New York (AP) – Tamara Payne and her father the late Les Payne’s Malcolm X biography, “The Dead Are Arising,” has won the National Book Award for nonﬁction.
Charles Yu’s “Interior Chinatown” was cited for ﬁction and Kacen Callender’s “King and the Dragonflies” for young people’s literature. The poetry prize went to Don Mee Choi’s “DMZ Colony” and the winner for best translated work was Yu Miri’s “Tokyo Ueno Station,” translated from Japanese by Morgan Giles. Honorary medals were given Wednesday night to mystery novelist Walter Mosley and to the late CEO of Simon & Schuster, Carolyn Reidy, who died in May at age 71. The children’s author and current US Youth Ambassador for young adult literature Jason Reynolds served as emcee, and along with Bob Woodward and Walter Isaacson was among the Simon & Schuster writers who appeared in a taped tribute to Reidy.
Because of the pandemic, one of publishing’s most high-proﬁle gatherings was streamed online, with presenters and winners speaking everywhere from New York to Japan. The traditional dinner ceremony is the nonproﬁt National Book Foundation’s most important source of income and is usually held at Cipriani Wall Street, where publishers and other ofﬁcials pay thousands of dollars for tables or individual seats. The foundation instead has been asking for donations of $50 or more. As of Wednesday evening, just over $490,000 had been pledged from 851 donors.

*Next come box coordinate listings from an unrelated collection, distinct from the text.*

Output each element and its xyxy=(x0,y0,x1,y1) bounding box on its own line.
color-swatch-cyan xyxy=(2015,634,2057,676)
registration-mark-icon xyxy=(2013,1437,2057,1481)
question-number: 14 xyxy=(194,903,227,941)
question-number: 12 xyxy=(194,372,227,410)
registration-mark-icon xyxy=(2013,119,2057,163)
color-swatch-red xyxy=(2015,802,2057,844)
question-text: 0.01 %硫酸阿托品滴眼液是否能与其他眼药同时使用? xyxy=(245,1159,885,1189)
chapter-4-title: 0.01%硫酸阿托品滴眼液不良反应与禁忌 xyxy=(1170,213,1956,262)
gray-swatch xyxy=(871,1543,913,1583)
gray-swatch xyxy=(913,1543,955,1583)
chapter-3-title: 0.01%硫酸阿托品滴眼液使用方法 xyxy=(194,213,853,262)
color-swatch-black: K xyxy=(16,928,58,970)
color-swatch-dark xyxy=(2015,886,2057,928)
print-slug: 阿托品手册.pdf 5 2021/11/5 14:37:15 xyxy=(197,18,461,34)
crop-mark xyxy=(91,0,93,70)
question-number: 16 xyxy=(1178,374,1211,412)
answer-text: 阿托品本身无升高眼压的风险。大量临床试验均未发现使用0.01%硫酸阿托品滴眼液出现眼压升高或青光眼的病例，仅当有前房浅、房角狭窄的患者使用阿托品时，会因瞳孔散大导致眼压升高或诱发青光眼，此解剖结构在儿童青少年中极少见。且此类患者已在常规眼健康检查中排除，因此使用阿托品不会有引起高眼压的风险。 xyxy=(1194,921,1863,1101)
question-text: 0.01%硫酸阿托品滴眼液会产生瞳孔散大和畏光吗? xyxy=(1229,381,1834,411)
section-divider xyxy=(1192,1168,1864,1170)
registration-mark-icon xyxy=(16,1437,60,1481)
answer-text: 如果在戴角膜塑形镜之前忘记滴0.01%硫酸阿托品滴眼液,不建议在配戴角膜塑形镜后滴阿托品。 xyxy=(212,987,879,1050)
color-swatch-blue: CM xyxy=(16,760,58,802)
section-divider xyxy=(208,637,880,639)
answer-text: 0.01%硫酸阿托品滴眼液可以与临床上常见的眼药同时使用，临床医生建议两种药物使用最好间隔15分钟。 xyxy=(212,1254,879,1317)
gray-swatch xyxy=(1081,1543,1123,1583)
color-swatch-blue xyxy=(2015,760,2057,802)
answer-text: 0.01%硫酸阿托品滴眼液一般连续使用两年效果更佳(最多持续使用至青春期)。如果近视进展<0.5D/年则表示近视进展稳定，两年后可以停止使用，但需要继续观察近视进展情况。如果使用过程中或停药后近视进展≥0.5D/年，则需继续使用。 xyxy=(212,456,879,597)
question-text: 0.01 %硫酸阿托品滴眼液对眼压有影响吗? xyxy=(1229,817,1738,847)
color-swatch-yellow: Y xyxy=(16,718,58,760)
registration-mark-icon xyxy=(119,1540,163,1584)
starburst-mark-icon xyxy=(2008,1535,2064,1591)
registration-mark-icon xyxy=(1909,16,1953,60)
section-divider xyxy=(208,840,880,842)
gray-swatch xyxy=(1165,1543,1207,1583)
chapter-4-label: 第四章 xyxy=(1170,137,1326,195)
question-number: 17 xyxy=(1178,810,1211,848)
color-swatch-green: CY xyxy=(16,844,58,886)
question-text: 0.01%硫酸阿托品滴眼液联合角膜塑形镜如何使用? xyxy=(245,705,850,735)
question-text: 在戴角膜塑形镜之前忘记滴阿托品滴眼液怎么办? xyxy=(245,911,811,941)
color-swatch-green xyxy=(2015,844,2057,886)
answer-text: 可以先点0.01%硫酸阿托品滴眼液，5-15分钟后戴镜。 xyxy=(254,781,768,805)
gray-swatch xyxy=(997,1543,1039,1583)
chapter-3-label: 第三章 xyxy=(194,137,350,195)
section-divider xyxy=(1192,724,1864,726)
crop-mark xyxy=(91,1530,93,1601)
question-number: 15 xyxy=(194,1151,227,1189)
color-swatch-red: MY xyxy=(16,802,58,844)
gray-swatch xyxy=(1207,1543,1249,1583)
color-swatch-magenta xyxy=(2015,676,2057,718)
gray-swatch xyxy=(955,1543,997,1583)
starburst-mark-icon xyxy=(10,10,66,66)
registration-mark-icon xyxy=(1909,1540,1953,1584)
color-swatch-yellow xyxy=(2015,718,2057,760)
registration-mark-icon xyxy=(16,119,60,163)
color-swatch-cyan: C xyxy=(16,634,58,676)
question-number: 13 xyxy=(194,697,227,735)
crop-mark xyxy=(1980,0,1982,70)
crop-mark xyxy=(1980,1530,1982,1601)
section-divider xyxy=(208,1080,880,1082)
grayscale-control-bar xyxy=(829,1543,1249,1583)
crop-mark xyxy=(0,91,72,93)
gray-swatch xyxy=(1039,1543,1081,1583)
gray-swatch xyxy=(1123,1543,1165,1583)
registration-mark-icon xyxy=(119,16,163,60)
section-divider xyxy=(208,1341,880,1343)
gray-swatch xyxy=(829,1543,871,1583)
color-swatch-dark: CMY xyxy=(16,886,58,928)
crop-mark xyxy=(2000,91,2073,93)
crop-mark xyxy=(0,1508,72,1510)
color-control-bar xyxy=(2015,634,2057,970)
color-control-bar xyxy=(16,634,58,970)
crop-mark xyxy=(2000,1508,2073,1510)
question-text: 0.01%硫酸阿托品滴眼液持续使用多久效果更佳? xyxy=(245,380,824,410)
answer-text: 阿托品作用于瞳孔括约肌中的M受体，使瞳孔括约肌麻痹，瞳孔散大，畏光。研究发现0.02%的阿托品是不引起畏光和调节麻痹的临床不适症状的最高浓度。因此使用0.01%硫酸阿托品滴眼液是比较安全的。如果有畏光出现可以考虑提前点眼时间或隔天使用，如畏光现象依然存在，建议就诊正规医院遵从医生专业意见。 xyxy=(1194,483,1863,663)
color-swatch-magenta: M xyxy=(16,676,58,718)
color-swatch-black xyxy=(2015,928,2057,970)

Along with the pandemic and the presidential election, diversity has been an ongoing theme in the book world this year and remained so Wednesday night, from publishers being urged to transform a historically white industry to the winners themselves.
Yu’s novel is a sendup of Chinese stereotypes and of the immigrants’ conflict between wanting to assimilate and asserting their true selves. Mosley, the ﬁrst Black man to win the medal for Distinguished Contribution to American Letters, spoke of his debt to such literary heroes as Ishmael Reed, John Edgar Wideman and Ralph Ellison.
The award for “The Dead Are Arising” is the second time in a decade a Malcolm X biography has received a high honor for nonﬁction and the second time the honor was, at least in part, posthumous. The scholar Manning Marable died right before the 2011 publication of “Malcolm X,” which went on to win a Pulitzer Prize and receive a National Book Award nomination. Les Payne, a Pulitzer Prize-winning journalist, died in 2018.
“This is such a bittersweet moment,” Tamara Payne said upon accepting the award Wednesday night. “I really wish my father was here for this.”